Blown plug hole!

https://www.summitracing.com/parts/...9pVWl4SM2TC55u8RJxR_dqQpn58B65BXn4aAomD8P8HAQ use this tool all the time. Tap threads in easily, put the steel insert in, expand the top with the tool, blow out the hole, start engine for a few seconds with the plug out to blast out a few shavings and presto....its done. half hour at max

I was wondering if something like that was possible, having never tried it before. I was thinking since its aluminum shavings anyway, even if a few can't be blown out of the cylinder its probably not going to do any real damage, but I wasn't sure if tapping in place was a viable option. Thanks for the info.
 
https://www.summitracing.com/parts/...9pVWl4SM2TC55u8RJxR_dqQpn58B65BXn4aAomD8P8HAQ use this tool all the time. Tap threads in easily, put the steel insert in, expand the top with the tool, blow out the hole, start engine for a few seconds with the plug out to blast out a few shavings and presto....its done. half hour at max

+1!.........BTDT with other applications. What few powdery shavings drop in cyl. is NOT an issue as they will just get blown out exhaust on start-up;).
 
+1!.........BTDT with other applications. What few powdery shavings drop in cyl. is NOT an issue as they will just get blown out exhaust on start-up;).
I, years ago, heard from some old timers. (even older than me) that to clean excessive carbon from an engine they would pour rice down the intake. A kind of media blasting action. It all got blown out the exhaust. the great part about this tool is that there is no drilling necessary.
 
To the queries above, yes I did pull the head. I had no idea what went down inside the cylinder, and would YOU want metal shavings inside your cylinder? Better safe than sorry IMHO.

Plus this gives me the chance to change the timing belt I planned on changing next year, and to change out the carb intake rubbers which I had on hand. Pulling the head at that point is not much more work - about 12 more bolts is all.
 
To the queries above, yes I did pull the head. I had no idea what went down inside the cylinder, and would YOU want metal shavings inside your cylinder? Better safe than sorry IMHO.

Plus this gives me the chance to change the timing belt I planned on changing next year, and to change out the carb intake rubbers which I had on hand. Pulling the head at that point is not much more work - about 12 more bolts is all.
How much shavings did you find in the engine ?? Ill bet nun. Ford 4.6 v8 are notorious for this. I have done this repair many times with no problems. Carbon can do more damage. Now if you found a small line or two going vertically in the cylinder wall, are you now going to replace the engine. Now there is visible damage. The answer is no. An engine is not as delicate as some people think.
 
Yeah, I would have pulled the head as well, for the reasons stated.
 
How much shavings did you find in the engine ?? Ill bet nun. Ford 4.6 v8 are notorious for this. I have done this repair many times with no problems. Carbon can do more damage. Now if you found a small line or two going vertically in the cylinder wall, are you now going to replace the engine. Now there is visible damage. The answer is no. An engine is not as delicate as some people think.
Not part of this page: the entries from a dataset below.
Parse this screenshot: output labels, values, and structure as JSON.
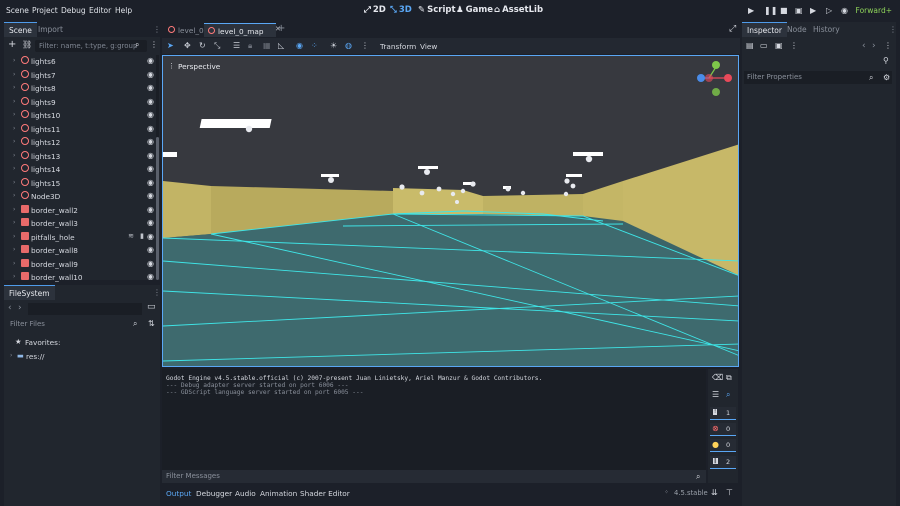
{
  "menu": {
    "items": [
      "Scene",
      "Project",
      "Debug",
      "Editor",
      "Help"
    ]
  },
  "workspaces": {
    "2d": "2D",
    "3d": "3D",
    "script": "Script",
    "game": "Game",
    "assetlib": "AssetLib"
  },
  "renderer": "Forward+",
  "scene_dock": {
    "tabs": [
      "Scene",
      "Import"
    ],
    "filter_placeholder": "Filter: name, t:type, g:group",
    "nodes": [
      {
        "label": "lights6",
        "kind": "node3d"
      },
      {
        "label": "lights7",
        "kind": "node3d"
      },
      {
        "label": "lights8",
        "kind": "node3d"
      },
      {
        "label": "lights9",
        "kind": "node3d"
      },
      {
        "label": "lights10",
        "kind": "node3d"
      },
      {
        "label": "lights11",
        "kind": "node3d"
      },
      {
        "label": "lights12",
        "kind": "node3d"
      },
      {
        "label": "lights13",
        "kind": "node3d"
      },
      {
        "label": "lights14",
        "kind": "node3d"
      },
      {
        "label": "lights15",
        "kind": "node3d"
      },
      {
        "label": "Node3D",
        "kind": "node3d"
      },
      {
        "label": "border_wall2",
        "kind": "mesh"
      },
      {
        "label": "border_wall3",
        "kind": "mesh"
      },
      {
        "label": "pitfalls_hole",
        "kind": "mesh"
      },
      {
        "label": "border_wall8",
        "kind": "mesh"
      },
      {
        "label": "border_wall9",
        "kind": "mesh"
      },
      {
        "label": "border_wall10",
        "kind": "mesh"
      }
    ]
  },
  "filesystem": {
    "tab": "FileSystem",
    "filter_placeholder": "Filter Files",
    "favorites": "Favorites:",
    "root": "res://"
  },
  "editor_tabs": [
    {
      "label": "level_0",
      "active": false
    },
    {
      "label": "level_0_map",
      "active": true
    }
  ],
  "viewport_toolbar": {
    "transform": "Transform",
    "view": "View"
  },
  "viewport": {
    "label": "Perspective"
  },
  "output": {
    "lines": [
      {
        "text": "Godot Engine v4.5.stable.official (c) 2007-present Juan Linietsky, Ariel Manzur & Godot Contributors.",
        "color": "#d6d9e0"
      },
      {
        "text": "--- Debug adapter server started on port 6006 ---",
        "color": "#8a909b"
      },
      {
        "text": "--- GDScript language server started on port 6005 ---",
        "color": "#8a909b"
      }
    ],
    "filter_placeholder": "Filter Messages",
    "counts": {
      "messages": "1",
      "errors": "0",
      "warnings": "0",
      "editor": "2"
    }
  },
  "bottom_tabs": [
    "Output",
    "Debugger",
    "Audio",
    "Animation",
    "Shader Editor"
  ],
  "version": "4.5.stable",
  "inspector": {
    "tabs": [
      "Inspector",
      "Node",
      "History"
    ],
    "filter_placeholder": "Filter Properties"
  },
  "colors": {
    "accent": "#5aa7f5",
    "node_icon": "#ff7a7a",
    "mesh_icon": "#e86a6a",
    "wall": "#c7b868",
    "floor": "#3e6a6e",
    "ceiling": "#383b41",
    "wire": "#3ee6e8"
  }
}
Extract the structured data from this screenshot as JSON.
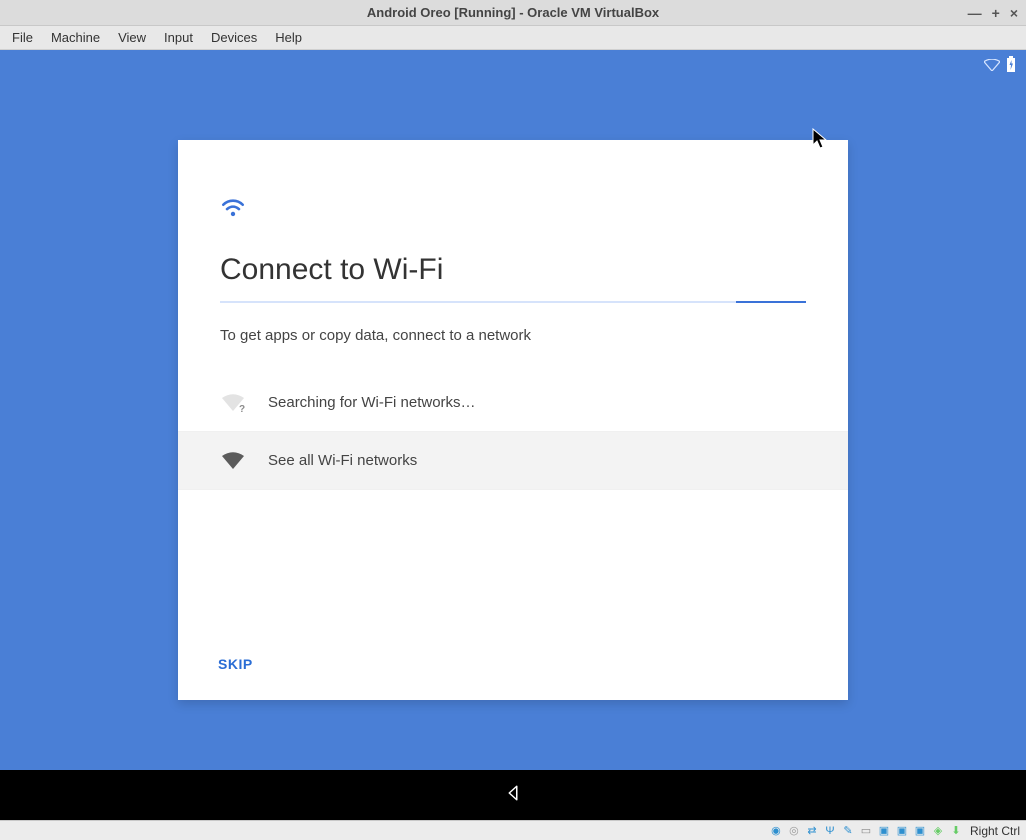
{
  "window": {
    "title": "Android Oreo [Running] - Oracle VM VirtualBox"
  },
  "menubar": {
    "items": [
      "File",
      "Machine",
      "View",
      "Input",
      "Devices",
      "Help"
    ]
  },
  "setup": {
    "heading": "Connect to Wi-Fi",
    "subtitle": "To get apps or copy data, connect to a network",
    "searching_label": "Searching for Wi-Fi networks…",
    "see_all_label": "See all Wi-Fi networks",
    "skip_label": "SKIP"
  },
  "statusbar": {
    "host_key": "Right Ctrl"
  }
}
I did see some minor debris in there, but I'm unsure if it was from the head removal or from the stripped hole. Keep in mind the hole would have to be drilled and tapped which would create more shavings. Considering I've got a timing belt replacement in the near future and carb boots to replace, it's not that big of a deal to pull the head.
 
Check with Timesert, I believe they make an insert in that size, expensive, but beats pulling a head. Highly recommended, I've used them before, positive lock in the hole, no backouts.
 
The head was pulled on Sunday as mentioned previously.

Still use the timesert, just easier with the head off. Used to use them on racing engine with ultra high compression's. Upside: If properly installed, you will never blow that plug out again. I honestly don't understand why manufacturers don't do this at the factory. (I do really, $$$$)

Side note: Re: trident engines. I started using the Help! kit on those, fast, easy and about 40 bucks a hole, Just note the new sparkplug number for reference. Haven't had one fail yet. Did have to buy the Lisle extractor kit for the ones where the plug seizes in the hole-I believe that is the newer trident motor though. Bought a church bus for 500 bucks with 4 blown plugs, dealer quoted them huge $$ for repair, no-one around here knew how to repair. couple hundred in the help kits, sold the bus a week later for 5 grand.
 

I've seen these, installation would be easier than timesert(no extra special tools-hence the cost of the timesert kit) I'd like to try them. My preference on the timesert is the shoulder-No way to insert them too deep, and the locking system, no hammering, just run the insert tool all the way in, which swell the insert to the correct size(they are manufactured with a taper to enable this.) If I ever have to buy one for the ST, I'll list it in the loaner tools section.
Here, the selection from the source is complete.